Young Inequality:
Let $f \in L^p(\mathbb{R}^n)$, $g \in L^q(\mathbb{R}^n)$. Then, $h := f *g \in L^r(\mathbb{R}^n)$. Furthermore, \begin{equation} \| h \|_{L^r(\mathbb{R}^n)} \leq \| f \|_{L^p(\mathbb{R}^n)} \, \| g \|_{L^q(\mathbb{R}^n)}, \end{equation} where $\frac{1}{p} + \frac{1}{q} = \frac{1}{r} + 1$.
Motivation:
I am interested to know if the function $f$ above can be extended to distribution $f$ (a linear functional)? Assume $g \in L^q(\mathbb{R}^n)$ is a function, but $f \in L^p_{\operatorname{loc}}(\mathbb{R}^n) \subset \mathcal{D}'(\mathbb{R}^n)$ defines a regular distribution $h_f: \phi \mapsto \int f \phi$.
One may view the convolution $h=f*g$ as a regular distribution $h_f(g)$ acting on a test function $g$. My guess is that in this case, I am not too far from using $f$ as distribution.
For instance, we know that if $f,g \in L^1_{\operatorname{loc}}(\mathbb{R}^n)$ and $g$ has compact support, then $f*g \in L^1_{\operatorname{loc}}(\mathbb{R}^n)$ (see section 1.4.4 here). This is indeed the same as the Young inequality with $p=q=r=1$, but $f$,$g$ are relaxed from being intgegrable to be locally integrable, whereas further condition is imposed on $g$ to have compact support.
Question 1:
What can we say if we generalize above argument to all $p,q,r$ satisfying $\frac{1}{p} + \frac{1}{q} = \frac{1}{r} + 1$. That is, $f \in L^p_{\operatorname{loc}}(\mathbb{R}^n)$, $g \in L^q_{\operatorname{loc}}(\mathbb{R}^n)$, $g$ has compact support, then would $f*g \in L^r_{\operatorname{loc}}(\mathbb{R}^n)$? If not, what conditions should be made to make the inequality happen while $f$ is a distribution?

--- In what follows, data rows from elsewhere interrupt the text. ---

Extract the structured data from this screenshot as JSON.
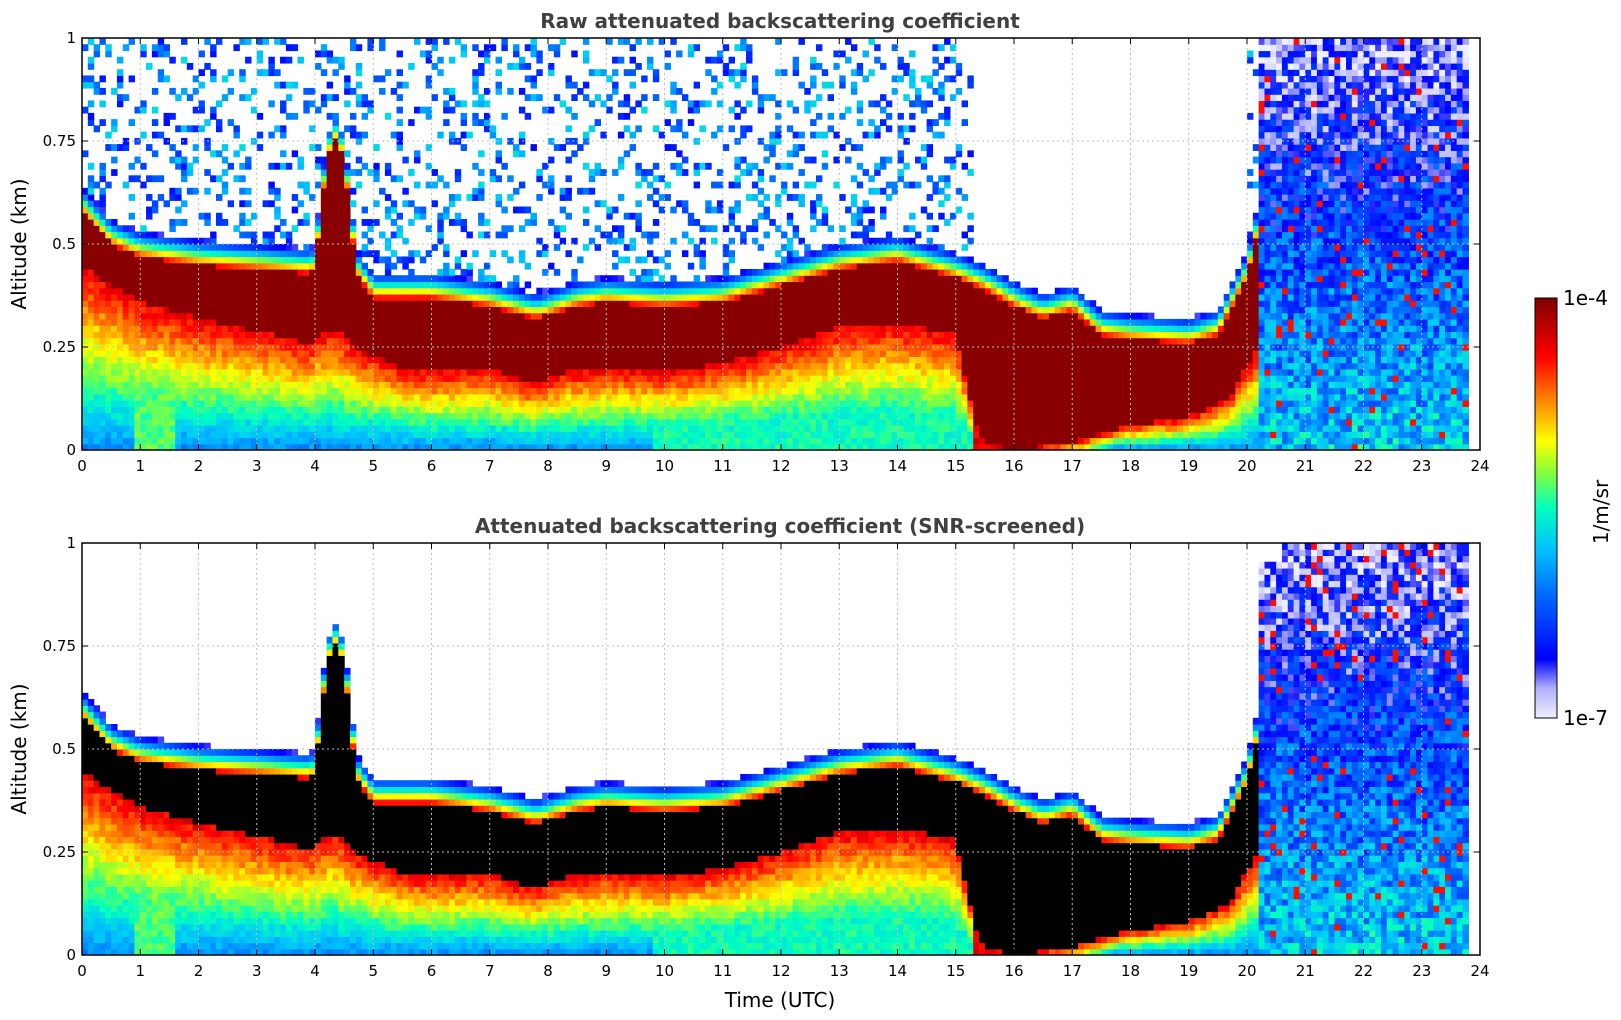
{
  "chart_data": [
    {
      "type": "heatmap",
      "title": "Raw attenuated backscattering coefficient",
      "xlabel": "",
      "ylabel": "Altitude (km)",
      "xlim": [
        0,
        24
      ],
      "ylim": [
        0,
        1
      ],
      "xticks": [
        "0",
        "1",
        "2",
        "3",
        "4",
        "5",
        "6",
        "7",
        "8",
        "9",
        "10",
        "11",
        "12",
        "13",
        "14",
        "15",
        "16",
        "17",
        "18",
        "19",
        "20",
        "21",
        "22",
        "23",
        "24"
      ],
      "yticks": [
        "0",
        "0.25",
        "0.5",
        "0.75",
        "1"
      ],
      "grid": true,
      "screened": false,
      "data_end_hour": 23.8,
      "layer_top_km": [
        [
          0,
          0.58
        ],
        [
          0.5,
          0.5
        ],
        [
          1,
          0.47
        ],
        [
          1.5,
          0.46
        ],
        [
          2,
          0.45
        ],
        [
          3,
          0.44
        ],
        [
          3.9,
          0.43
        ],
        [
          4.2,
          0.45
        ],
        [
          4.5,
          0.45
        ],
        [
          4.7,
          0.43
        ],
        [
          5,
          0.37
        ],
        [
          6,
          0.37
        ],
        [
          7,
          0.35
        ],
        [
          7.8,
          0.32
        ],
        [
          8.5,
          0.35
        ],
        [
          9,
          0.36
        ],
        [
          10,
          0.35
        ],
        [
          11,
          0.36
        ],
        [
          12,
          0.4
        ],
        [
          13,
          0.44
        ],
        [
          14,
          0.46
        ],
        [
          14.5,
          0.44
        ],
        [
          15,
          0.42
        ],
        [
          15.5,
          0.39
        ],
        [
          16,
          0.35
        ],
        [
          16.5,
          0.32
        ],
        [
          17,
          0.34
        ],
        [
          17.5,
          0.28
        ],
        [
          18,
          0.27
        ],
        [
          19,
          0.26
        ],
        [
          19.5,
          0.28
        ],
        [
          20,
          0.42
        ],
        [
          20.3,
          0.6
        ]
      ],
      "layer_bottom_km": [
        [
          0,
          0.45
        ],
        [
          0.5,
          0.4
        ],
        [
          1,
          0.36
        ],
        [
          2,
          0.32
        ],
        [
          3,
          0.29
        ],
        [
          3.9,
          0.26
        ],
        [
          4.3,
          0.3
        ],
        [
          4.8,
          0.24
        ],
        [
          5.5,
          0.2
        ],
        [
          6,
          0.19
        ],
        [
          7,
          0.2
        ],
        [
          7.7,
          0.16
        ],
        [
          8.3,
          0.19
        ],
        [
          9,
          0.2
        ],
        [
          10,
          0.19
        ],
        [
          11,
          0.21
        ],
        [
          12,
          0.25
        ],
        [
          13,
          0.3
        ],
        [
          14,
          0.31
        ],
        [
          15,
          0.28
        ],
        [
          15.4,
          0.03
        ],
        [
          16,
          0.0
        ],
        [
          17,
          0.02
        ],
        [
          18,
          0.06
        ],
        [
          19,
          0.08
        ],
        [
          19.7,
          0.13
        ],
        [
          20.2,
          0.25
        ]
      ],
      "plume": {
        "x_start_hour": 4.0,
        "x_end_hour": 4.7,
        "peak_km": 0.75
      },
      "colorbar": {
        "min_label": "1e-7",
        "max_label": "1e-4",
        "label": "1/m/sr"
      }
    },
    {
      "type": "heatmap",
      "title": "Attenuated backscattering coefficient (SNR-screened)",
      "xlabel": "Time (UTC)",
      "ylabel": "Altitude (km)",
      "xlim": [
        0,
        24
      ],
      "ylim": [
        0,
        1
      ],
      "xticks": [
        "0",
        "1",
        "2",
        "3",
        "4",
        "5",
        "6",
        "7",
        "8",
        "9",
        "10",
        "11",
        "12",
        "13",
        "14",
        "15",
        "16",
        "17",
        "18",
        "19",
        "20",
        "21",
        "22",
        "23",
        "24"
      ],
      "yticks": [
        "0",
        "0.25",
        "0.5",
        "0.75",
        "1"
      ],
      "grid": true,
      "screened": true,
      "data_end_hour": 23.8
    }
  ],
  "colors": {
    "background": "#ffffff",
    "title": "#404040",
    "grid": "#bfbfbf",
    "colormap": [
      "#f0f0ff",
      "#0000ff",
      "#00c0ff",
      "#00ffc0",
      "#ffff00",
      "#ff8000",
      "#ff0000",
      "#800000"
    ]
  }
}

Issue: A possible issue that comes to mind is that in inequality above when $p \neq 1$, since I have to define the norm of distribution on $L^p(\mathbb{R}^n)$ space by
\begin{equation} \| f \|^p_{L^p(\mathbb{R}^n)} = \int_{\mathbb{R}^n} |f|^p \mathrm{d}\mathbf{x} \end{equation}
This requires the power $f^p$ to be defined. However, the product of (or here, the power of) distributions are not as well-behaved as functions. Is such operation on distributions allowed?
Question 2:
At least I guess, above generalization for $p=1$ is fine. Instead of regular distributions made by $f$, what can we say for singular distributions, either for only $p=1$ or for all $p$? The singular distribution is when $h_f(g)$ is not represented by any form $\int fg$ with some $f \in L^1_{\operatorname{loc}}(\mathbb{R}^n)$.
For example, an application in my mind is to set $f(x_1,\cdots,x_n) = y(x_1) \delta(x_2) \cdots \delta(x_n)$ in the Young inequality, where $\delta$ is Dirac distribution and $y \in L^1(\mathbb{R})$ is some function.